One of the major issues for a depressed person is his/her pervasive feeling of being unable to control the people or events in his/her surroundings. This is sometimes called "learned helplessness." Learned helplessness means that no matter how hard one tries, one is unable to have any influence on others or on the environment. This results in giving up making choices and trying to influence. Planning for, encouraging and assisting residents to make as many choices as they are able and applauding their efforts when they do can become a turning point in reducing depressions grip on the frail elderly person.
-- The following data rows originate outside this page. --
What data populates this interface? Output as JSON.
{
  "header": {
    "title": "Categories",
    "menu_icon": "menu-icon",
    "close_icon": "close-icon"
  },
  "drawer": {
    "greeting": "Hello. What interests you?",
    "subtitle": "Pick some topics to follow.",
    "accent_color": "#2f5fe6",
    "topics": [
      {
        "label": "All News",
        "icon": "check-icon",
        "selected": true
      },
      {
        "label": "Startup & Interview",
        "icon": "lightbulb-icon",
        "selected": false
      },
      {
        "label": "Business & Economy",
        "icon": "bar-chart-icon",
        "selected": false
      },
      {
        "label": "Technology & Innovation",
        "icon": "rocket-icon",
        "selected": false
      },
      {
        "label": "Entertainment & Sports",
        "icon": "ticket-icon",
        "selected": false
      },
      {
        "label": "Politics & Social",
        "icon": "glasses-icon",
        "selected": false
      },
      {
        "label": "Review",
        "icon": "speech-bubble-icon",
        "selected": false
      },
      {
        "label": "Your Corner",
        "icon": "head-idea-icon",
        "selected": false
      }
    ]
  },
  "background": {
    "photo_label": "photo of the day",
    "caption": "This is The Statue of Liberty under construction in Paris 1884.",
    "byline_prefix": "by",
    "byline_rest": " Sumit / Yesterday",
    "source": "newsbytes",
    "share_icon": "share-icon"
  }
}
Relieving Mild Depression – Special Activities

The prevalence of depression in frail elderly persons living in assisted living is approximately 25% -- and perhaps higher in the home-bound population. The vast majority of those with depression are experiencing a milder form of depression. All people with depressive symptoms need medical care and treatment. When depression is mild and when the people will not seek help from mental health providers, these alternative forms of treatment or special activities may be helpful. These special activities impact on some of the underlying reasons for depression in elderly persons such as loneliness, losses of all kinds especially of health and functioning and lack of pleasurable activities each day. People who are not trained as mental health specialists can do all of the special activities discussed in this Skill Builder.

Music:

  • Relaxing and can help clear a person’s mind so he/she can work through problems.
  • Creative outlet for expression of sad and empty feeling.
  • Relive positive experiences and bring forgotten meaning to current life.
  • Distractor from worries, disturbing thoughts or physical discomforts.

Music-how to:

  • You can conduct your own music therapy session by spending time with your loved one listening to music, discussing it or drawing/painting while listening to the music.
  • Bring your loved one to a small live musical performance conducted by children or in a park.
  • Quiet music at bedtime may aid sleeping.
  • Use music to aid exercise sessions or physical therapy.
  • Dance or move slowly to the music with your loved one

Pets:

  • Relieve loneliness and isolation.
  • Provide new and continued life meaning.
  • Rekindle new interests.
  • Stimulate resident to be more interested in his/her own personal care and feeding

Pets-How to:

  • Ask a young neighbor to regularly bring over a small pet, such as a cat, dog or rabbit.
  • Pet visitation programs in residential facilities.

Gardening:

  • Refocuses your loved one to "living things" and "new growth" rather than "sick and old".
  • Sense if personal pride in creating something beautiful or edible.
  • For many, a continuation of an enjoyable lifetime interest.
  • Stimulus for related activities such as dried flowers, bird watching or cooking.

Gardening-How to:

  • Raised plant beds and growing seedlings under fluorescent lights.
  • Creating a Garden Club with neighbors or friends.

Psychodrama:

  • More acceptable and less anxiety producing substitute for psychotherapy.
  • Facilitates expression of all ranges of feelings.
  • Provides socialization opportunities.

Psychodrama-how to:

  • Group pantomime, acting out sections of plays or doing charades.
  • Using pictures or paintings to stimulate acting out moods and personalities of characters seen in the pictures.
  • Role play a person that is admired.
  • Attending plays or viewing drama/humor on video and discussing portions.

Bibliotherapy:

  • Using selected readings (short stories and poetry) to stimulate discussion of feelings and ideas that might be repressed.
  • Can meet the needs of small groups and individuals.

Reminiscence

  • Recalling and remembering past events, experiences, people and places has therapeutic value.
  • Coping better with aging and death.
  • Sharing your recollections with others who will listen increases self-worth, either current or past.
  • Collect an oral history for children and grandchildren.